PS: I have solved this problem for a single query - I can trigger it asynchronously and track its completion using system STV_INFLIGHT Redshift table.Transaction does not work this way as I have to keep connection open.

Solution

Ok, I nailed it down. Here are the facts:

Redshift is based on Postgres 8.0. To check that, connect to Redshift instance using psql and see that it says "server version 8.0"
Keepalive requests are specified on the level of tcp socket (link).
Postgres 8.0 does not support keepalive option when specifying a connection string (link to 9.0 release changes, section E.19.3.9.1 on libpq)
PG gem in Ruby is a wrapper about libpq

Based on the facts above, tcp keepalive is not supported by Redshift. However, PG allows you to retrieve a socket that is used in the established connection.
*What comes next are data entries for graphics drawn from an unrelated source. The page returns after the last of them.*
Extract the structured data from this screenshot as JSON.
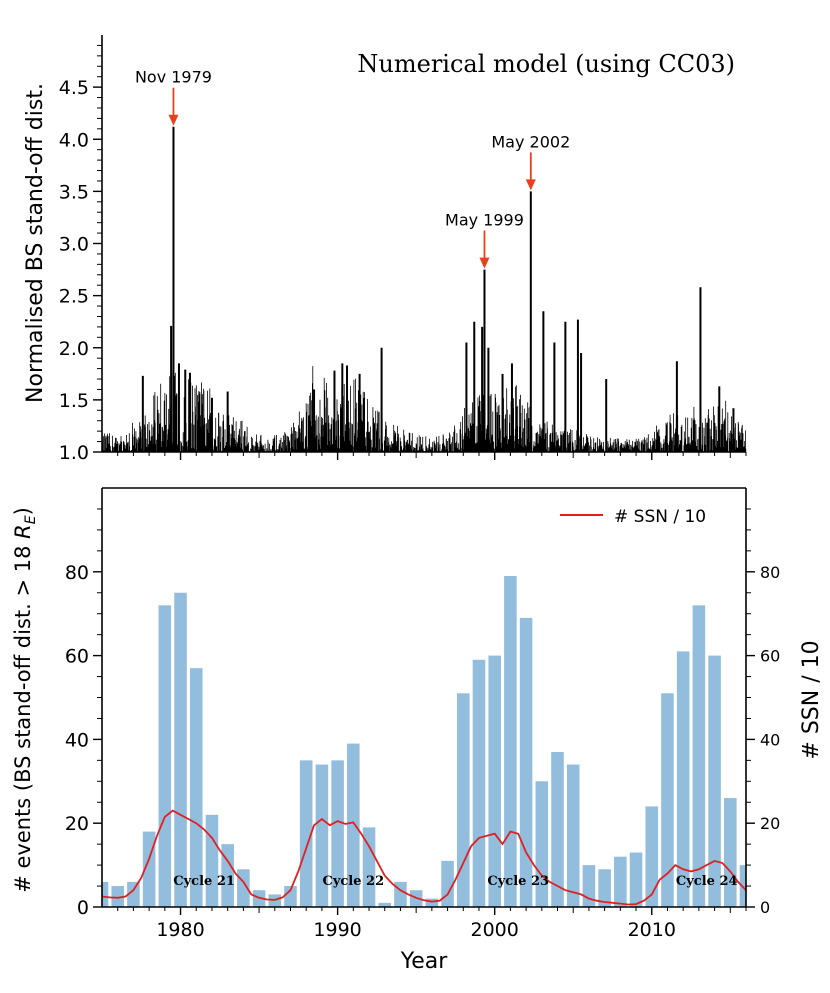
{
  "chart_data": [
    {
      "type": "line",
      "title": "Numerical model (using CC03)",
      "xlabel": "",
      "ylabel": "Normalised BS stand-off dist.",
      "xlim": [
        1975,
        2016
      ],
      "ylim": [
        1.0,
        5.0
      ],
      "yticks": [
        1.0,
        1.5,
        2.0,
        2.5,
        3.0,
        3.5,
        4.0,
        4.5
      ],
      "ytick_labels": [
        "1.0",
        "1.5",
        "2.0",
        "2.5",
        "3.0",
        "3.5",
        "4.0",
        "4.5"
      ],
      "grid": false,
      "series_color": "#000000",
      "spikes": [
        {
          "x": 1977.6,
          "y": 1.73
        },
        {
          "x": 1979.4,
          "y": 2.21
        },
        {
          "x": 1979.55,
          "y": 4.12
        },
        {
          "x": 1979.9,
          "y": 1.85
        },
        {
          "x": 1980.3,
          "y": 1.79
        },
        {
          "x": 1980.6,
          "y": 1.76
        },
        {
          "x": 1981.2,
          "y": 1.56
        },
        {
          "x": 1982.0,
          "y": 1.52
        },
        {
          "x": 1983.0,
          "y": 1.58
        },
        {
          "x": 1988.5,
          "y": 1.6
        },
        {
          "x": 1989.8,
          "y": 1.78
        },
        {
          "x": 1990.3,
          "y": 1.85
        },
        {
          "x": 1990.6,
          "y": 1.83
        },
        {
          "x": 1991.4,
          "y": 1.75
        },
        {
          "x": 1992.8,
          "y": 2.0
        },
        {
          "x": 1998.2,
          "y": 2.05
        },
        {
          "x": 1998.7,
          "y": 2.25
        },
        {
          "x": 1999.2,
          "y": 2.2
        },
        {
          "x": 1999.35,
          "y": 2.75
        },
        {
          "x": 1999.6,
          "y": 2.0
        },
        {
          "x": 2000.5,
          "y": 1.75
        },
        {
          "x": 2001.1,
          "y": 1.85
        },
        {
          "x": 2002.3,
          "y": 3.5
        },
        {
          "x": 2003.1,
          "y": 2.35
        },
        {
          "x": 2003.8,
          "y": 2.05
        },
        {
          "x": 2004.5,
          "y": 2.25
        },
        {
          "x": 2005.3,
          "y": 2.27
        },
        {
          "x": 2005.5,
          "y": 1.95
        },
        {
          "x": 2007.1,
          "y": 1.7
        },
        {
          "x": 2011.6,
          "y": 1.87
        },
        {
          "x": 2013.1,
          "y": 2.58
        },
        {
          "x": 2014.3,
          "y": 1.63
        },
        {
          "x": 2015.2,
          "y": 1.42
        }
      ],
      "annotations": [
        {
          "text": "Nov 1979",
          "x": 1979.55,
          "y": 4.12
        },
        {
          "text": "May 1999",
          "x": 1999.35,
          "y": 2.75
        },
        {
          "text": "May 2002",
          "x": 2002.3,
          "y": 3.5
        }
      ],
      "arrow_color": "#e8401c"
    },
    {
      "type": "bar",
      "xlabel": "Year",
      "ylabel": "# events (BS stand-off dist. > 18 R_E)",
      "y2label": "# SSN / 10",
      "xlim": [
        1975,
        2016
      ],
      "ylim": [
        0,
        100
      ],
      "y2lim": [
        0,
        100
      ],
      "xticks": [
        1980,
        1990,
        2000,
        2010
      ],
      "xtick_labels": [
        "1980",
        "1990",
        "2000",
        "2010"
      ],
      "yticks": [
        0,
        20,
        40,
        60,
        80
      ],
      "ytick_labels": [
        "0",
        "20",
        "40",
        "60",
        "80"
      ],
      "y2tick_labels": [
        "0",
        "20",
        "40",
        "60",
        "80"
      ],
      "bar_color": "#93bddc",
      "line_color": "#e02020",
      "legend": {
        "label": "# SSN / 10",
        "position": "top-right"
      },
      "categories": [
        1975,
        1976,
        1977,
        1978,
        1979,
        1980,
        1981,
        1982,
        1983,
        1984,
        1985,
        1986,
        1987,
        1988,
        1989,
        1990,
        1991,
        1992,
        1993,
        1994,
        1995,
        1996,
        1997,
        1998,
        1999,
        2000,
        2001,
        2002,
        2003,
        2004,
        2005,
        2006,
        2007,
        2008,
        2009,
        2010,
        2011,
        2012,
        2013,
        2014,
        2015,
        2016
      ],
      "values": [
        6,
        5,
        6,
        18,
        72,
        75,
        57,
        22,
        15,
        9,
        4,
        3,
        5,
        35,
        34,
        35,
        39,
        19,
        1,
        6,
        4,
        2,
        11,
        51,
        59,
        60,
        79,
        69,
        30,
        37,
        34,
        10,
        9,
        12,
        13,
        24,
        51,
        61,
        72,
        60,
        26,
        10
      ],
      "ssn_line": {
        "name": "# SSN / 10",
        "x": [
          1975.0,
          1975.5,
          1976.0,
          1976.5,
          1977.0,
          1977.5,
          1978.0,
          1978.5,
          1979.0,
          1979.5,
          1980.0,
          1980.5,
          1981.0,
          1981.5,
          1982.0,
          1982.5,
          1983.0,
          1983.5,
          1984.0,
          1984.5,
          1985.0,
          1985.5,
          1986.0,
          1986.5,
          1987.0,
          1987.5,
          1988.0,
          1988.5,
          1989.0,
          1989.5,
          1990.0,
          1990.5,
          1991.0,
          1991.5,
          1992.0,
          1992.5,
          1993.0,
          1993.5,
          1994.0,
          1994.5,
          1995.0,
          1995.5,
          1996.0,
          1996.5,
          1997.0,
          1997.5,
          1998.0,
          1998.5,
          1999.0,
          1999.5,
          2000.0,
          2000.5,
          2001.0,
          2001.5,
          2002.0,
          2002.5,
          2003.0,
          2003.5,
          2004.0,
          2004.5,
          2005.0,
          2005.5,
          2006.0,
          2006.5,
          2007.0,
          2007.5,
          2008.0,
          2008.5,
          2009.0,
          2009.5,
          2010.0,
          2010.5,
          2011.0,
          2011.5,
          2012.0,
          2012.5,
          2013.0,
          2013.5,
          2014.0,
          2014.5,
          2015.0,
          2015.5,
          2016.0
        ],
        "values": [
          2.5,
          2.3,
          2.2,
          2.5,
          4.0,
          7.0,
          11.5,
          17.0,
          21.5,
          23.0,
          22.0,
          21.0,
          20.0,
          18.5,
          16.5,
          13.5,
          11.0,
          8.0,
          6.0,
          3.0,
          2.2,
          1.8,
          1.7,
          2.3,
          4.0,
          8.5,
          14.0,
          19.5,
          21.0,
          19.5,
          20.5,
          19.8,
          20.2,
          17.5,
          14.5,
          11.0,
          7.5,
          5.5,
          4.0,
          3.0,
          2.2,
          1.6,
          1.3,
          1.5,
          3.0,
          6.5,
          10.5,
          14.5,
          16.5,
          17.0,
          17.5,
          15.0,
          18.0,
          17.5,
          13.0,
          10.0,
          7.5,
          6.0,
          5.0,
          4.0,
          3.5,
          3.0,
          2.0,
          1.5,
          1.2,
          1.0,
          0.8,
          0.6,
          0.7,
          1.5,
          3.0,
          6.5,
          8.0,
          10.0,
          9.0,
          8.5,
          9.0,
          10.0,
          11.0,
          10.5,
          8.5,
          6.0,
          4.0
        ]
      },
      "cycle_labels": [
        {
          "text": "Cycle 21",
          "x": 1981.5
        },
        {
          "text": "Cycle 22",
          "x": 1991.0
        },
        {
          "text": "Cycle 23",
          "x": 2001.5
        },
        {
          "text": "Cycle 24",
          "x": 2013.5
        }
      ]
    }
  ]
}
This means that even though libpq does not set keepalive feature, we still can use it manually. The solution thus:

 class Connection

      attr_accessor :socket, :pg_connection

      def initialize(conn, socket)
        @socket = socket
        @pg_connection = conn
      end

      def method_missing(m, *args, &block)  
        @pg_connection.send(m, *args, &block)
      end        

      def close
        @socket.close
        @pg_connection.close
      end

      def finish
        @socket.close
        @pg_connection.close
      end
    end     

def get_connection
      conn = PGconn.open(...)
      socket_descriptor = conn.socket
      socket = Socket.for_fd(socket_descriptor)
      # Use TCP keep-alive feature
      socket.setsockopt(Socket::SOL_SOCKET, Socket::SO_KEEPALIVE, 1)
      # Maximum keep-alive probes before asuming the connection is lost
      socket.setsockopt(Socket::IPPROTO_TCP, Socket::TCP_KEEPCNT, 5)
      # Interval (in seconds) between keep-alive probes
      socket.setsockopt(Socket::IPPROTO_TCP, Socket::TCP_KEEPINTVL, 2)
      # Maximum idle time (in seconds) before start sending keep-alive probes
      socket.setsockopt(Socket::IPPROTO_TCP, Socket::TCP_KEEPIDLE, 2)
      socket.autoclose = true
      return Connection.new(conn, socket)
 end

The reason why I introduce a proxy Connection class is because of Ruby tendency to garbage-collect IO objects (like sockets) when they get out of scope. This means that we now need connection and socket to be in the same scope, which is achieved through this proxy class. My Ruby knowledge is not deep, so there may be a better way to handle the socket object.

This approach works, but I would be happy to learn if there are better/cleaner solutions.